Femtocells or Wi-Fi? That is the Question

Femtocell frenzy is how one paper described the Mobile World Congress Show in Barcelona last week, but at the Portable Computer and Communications Association meeting held Tuesday and Wednesday in Plano, Texas, the solution to the fixed part of fixed-to-mobile convergence seemed to be Wi-Fi.

As Tammy Wheat, director of Ericsson’s enterprise solutions division, noted, Wi-Fi is the solution of choice among enterprise vendors because it gives them the illusion of control and because it’s “free.” Of course, configuring a wireless network that’s robust enough to deliver quality voice over cell phones is expensive, but it is something the corporate IT guys can take care of. By contrast, femtocells are essentially equipment provided by the carrier that rides on the incoming broadband network.

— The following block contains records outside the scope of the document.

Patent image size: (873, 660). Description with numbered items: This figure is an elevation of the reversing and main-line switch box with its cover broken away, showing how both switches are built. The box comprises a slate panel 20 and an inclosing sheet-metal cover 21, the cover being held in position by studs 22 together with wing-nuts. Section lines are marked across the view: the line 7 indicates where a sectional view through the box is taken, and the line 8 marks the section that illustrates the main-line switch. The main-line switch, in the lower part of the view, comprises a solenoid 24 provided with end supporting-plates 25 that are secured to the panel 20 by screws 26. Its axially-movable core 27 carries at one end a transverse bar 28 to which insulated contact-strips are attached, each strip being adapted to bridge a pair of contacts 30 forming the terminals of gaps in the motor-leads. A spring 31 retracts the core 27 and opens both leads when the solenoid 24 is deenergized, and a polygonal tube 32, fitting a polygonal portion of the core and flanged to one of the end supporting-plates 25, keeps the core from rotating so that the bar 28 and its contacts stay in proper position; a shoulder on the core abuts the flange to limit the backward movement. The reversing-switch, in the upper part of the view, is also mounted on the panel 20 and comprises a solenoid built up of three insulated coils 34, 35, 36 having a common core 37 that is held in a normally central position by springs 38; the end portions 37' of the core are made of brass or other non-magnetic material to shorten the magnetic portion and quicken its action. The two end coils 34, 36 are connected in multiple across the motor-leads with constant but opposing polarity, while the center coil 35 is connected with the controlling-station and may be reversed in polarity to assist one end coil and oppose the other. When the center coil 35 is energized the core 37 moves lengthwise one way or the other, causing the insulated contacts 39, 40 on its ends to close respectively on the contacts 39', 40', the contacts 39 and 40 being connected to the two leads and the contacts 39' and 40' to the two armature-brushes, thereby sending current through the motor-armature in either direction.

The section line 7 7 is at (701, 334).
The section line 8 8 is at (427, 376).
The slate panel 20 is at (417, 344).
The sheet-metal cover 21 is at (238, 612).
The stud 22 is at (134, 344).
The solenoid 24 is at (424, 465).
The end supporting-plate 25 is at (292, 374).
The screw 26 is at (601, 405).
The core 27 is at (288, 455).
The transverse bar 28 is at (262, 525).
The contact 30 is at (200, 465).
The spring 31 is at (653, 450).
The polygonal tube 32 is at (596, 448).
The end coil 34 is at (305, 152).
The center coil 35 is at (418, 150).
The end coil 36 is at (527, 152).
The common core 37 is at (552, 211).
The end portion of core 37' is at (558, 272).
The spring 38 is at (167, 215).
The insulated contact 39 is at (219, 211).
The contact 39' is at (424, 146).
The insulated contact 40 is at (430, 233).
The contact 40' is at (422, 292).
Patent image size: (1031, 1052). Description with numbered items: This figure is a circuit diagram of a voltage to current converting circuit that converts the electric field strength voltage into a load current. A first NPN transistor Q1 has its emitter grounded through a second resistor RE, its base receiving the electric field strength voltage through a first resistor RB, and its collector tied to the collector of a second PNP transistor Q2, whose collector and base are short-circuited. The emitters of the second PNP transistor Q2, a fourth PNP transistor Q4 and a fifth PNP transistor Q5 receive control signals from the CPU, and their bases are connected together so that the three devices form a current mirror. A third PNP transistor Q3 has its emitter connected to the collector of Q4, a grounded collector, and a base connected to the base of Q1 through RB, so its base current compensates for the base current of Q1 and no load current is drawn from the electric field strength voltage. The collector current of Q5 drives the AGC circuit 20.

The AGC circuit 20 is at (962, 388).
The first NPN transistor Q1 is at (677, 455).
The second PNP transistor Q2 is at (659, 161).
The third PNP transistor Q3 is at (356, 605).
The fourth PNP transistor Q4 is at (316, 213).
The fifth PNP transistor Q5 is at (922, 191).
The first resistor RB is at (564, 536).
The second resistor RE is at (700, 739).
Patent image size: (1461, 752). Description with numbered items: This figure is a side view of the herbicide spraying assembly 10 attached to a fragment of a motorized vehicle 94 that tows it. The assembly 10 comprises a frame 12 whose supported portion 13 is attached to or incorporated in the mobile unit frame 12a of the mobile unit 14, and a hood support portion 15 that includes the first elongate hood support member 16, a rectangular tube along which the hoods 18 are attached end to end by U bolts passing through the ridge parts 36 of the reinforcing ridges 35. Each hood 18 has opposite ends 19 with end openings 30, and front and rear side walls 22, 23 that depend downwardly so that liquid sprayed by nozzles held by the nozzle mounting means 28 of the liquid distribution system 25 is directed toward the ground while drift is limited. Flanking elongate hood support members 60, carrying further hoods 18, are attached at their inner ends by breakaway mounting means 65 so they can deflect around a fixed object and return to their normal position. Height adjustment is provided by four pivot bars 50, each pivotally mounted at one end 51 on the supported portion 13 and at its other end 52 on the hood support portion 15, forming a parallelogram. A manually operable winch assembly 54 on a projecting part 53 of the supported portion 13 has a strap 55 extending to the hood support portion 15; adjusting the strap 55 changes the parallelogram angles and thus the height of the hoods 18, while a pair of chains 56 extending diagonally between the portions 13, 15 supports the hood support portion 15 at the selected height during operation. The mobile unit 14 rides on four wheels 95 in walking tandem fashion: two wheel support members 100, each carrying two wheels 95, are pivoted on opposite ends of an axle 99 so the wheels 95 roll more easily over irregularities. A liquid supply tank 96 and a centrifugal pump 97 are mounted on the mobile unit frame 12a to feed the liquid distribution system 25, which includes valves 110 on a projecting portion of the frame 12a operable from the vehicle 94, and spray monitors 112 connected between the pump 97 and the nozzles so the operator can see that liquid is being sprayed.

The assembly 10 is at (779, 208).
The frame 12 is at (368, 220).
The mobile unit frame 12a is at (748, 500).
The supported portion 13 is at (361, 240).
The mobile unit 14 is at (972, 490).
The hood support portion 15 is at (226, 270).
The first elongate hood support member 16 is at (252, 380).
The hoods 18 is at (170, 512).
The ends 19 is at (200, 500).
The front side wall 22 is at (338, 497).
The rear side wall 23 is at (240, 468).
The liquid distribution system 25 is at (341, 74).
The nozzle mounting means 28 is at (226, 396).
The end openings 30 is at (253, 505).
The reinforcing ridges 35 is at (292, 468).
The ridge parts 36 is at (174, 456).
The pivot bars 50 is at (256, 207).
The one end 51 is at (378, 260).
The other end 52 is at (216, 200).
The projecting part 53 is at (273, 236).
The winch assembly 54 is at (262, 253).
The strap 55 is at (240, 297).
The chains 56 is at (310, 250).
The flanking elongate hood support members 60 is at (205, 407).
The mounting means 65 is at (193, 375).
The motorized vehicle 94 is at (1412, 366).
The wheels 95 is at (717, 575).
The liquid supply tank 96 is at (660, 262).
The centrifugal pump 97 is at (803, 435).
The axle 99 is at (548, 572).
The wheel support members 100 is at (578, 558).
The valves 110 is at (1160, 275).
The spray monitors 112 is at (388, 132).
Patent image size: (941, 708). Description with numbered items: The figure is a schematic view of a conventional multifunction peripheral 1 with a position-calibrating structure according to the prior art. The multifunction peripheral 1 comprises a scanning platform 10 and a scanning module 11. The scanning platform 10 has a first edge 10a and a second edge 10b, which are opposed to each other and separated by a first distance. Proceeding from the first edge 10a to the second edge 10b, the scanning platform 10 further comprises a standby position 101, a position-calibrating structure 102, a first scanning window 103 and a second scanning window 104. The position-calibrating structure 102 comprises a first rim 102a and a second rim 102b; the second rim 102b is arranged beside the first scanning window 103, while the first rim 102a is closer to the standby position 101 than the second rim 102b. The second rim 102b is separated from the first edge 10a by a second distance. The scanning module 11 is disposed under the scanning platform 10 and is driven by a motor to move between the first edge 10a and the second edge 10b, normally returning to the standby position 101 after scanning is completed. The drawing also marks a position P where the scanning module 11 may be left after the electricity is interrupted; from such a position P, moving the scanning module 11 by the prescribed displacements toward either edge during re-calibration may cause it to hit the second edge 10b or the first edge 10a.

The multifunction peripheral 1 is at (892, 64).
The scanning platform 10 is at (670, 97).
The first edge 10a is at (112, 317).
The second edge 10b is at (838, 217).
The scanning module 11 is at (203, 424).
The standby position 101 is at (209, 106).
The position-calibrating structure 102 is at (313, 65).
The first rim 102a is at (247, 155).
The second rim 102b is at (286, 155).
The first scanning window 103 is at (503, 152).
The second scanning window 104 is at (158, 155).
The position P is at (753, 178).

George Fry, director of technology alignment at Nokia, echoed the idea that Wi-Fi would be more acceptable than femotocells in both corporate and consumer households because so much other data is transmitted via Wi-Fi. That makes offering converged services easier. It will also be a key to getting people to switch from the cellular network to a Wi-Fi one. Cost might be a factor, but with free mobile-to-mobile minutes and new unlimited voice plans, Fry thinks other incentives will be necessary.

Given that many of the big chip manufacturers such as Qualcomm and Texas Instruments have failed to get excited about femotocells, it begs the question of how large a market it will be.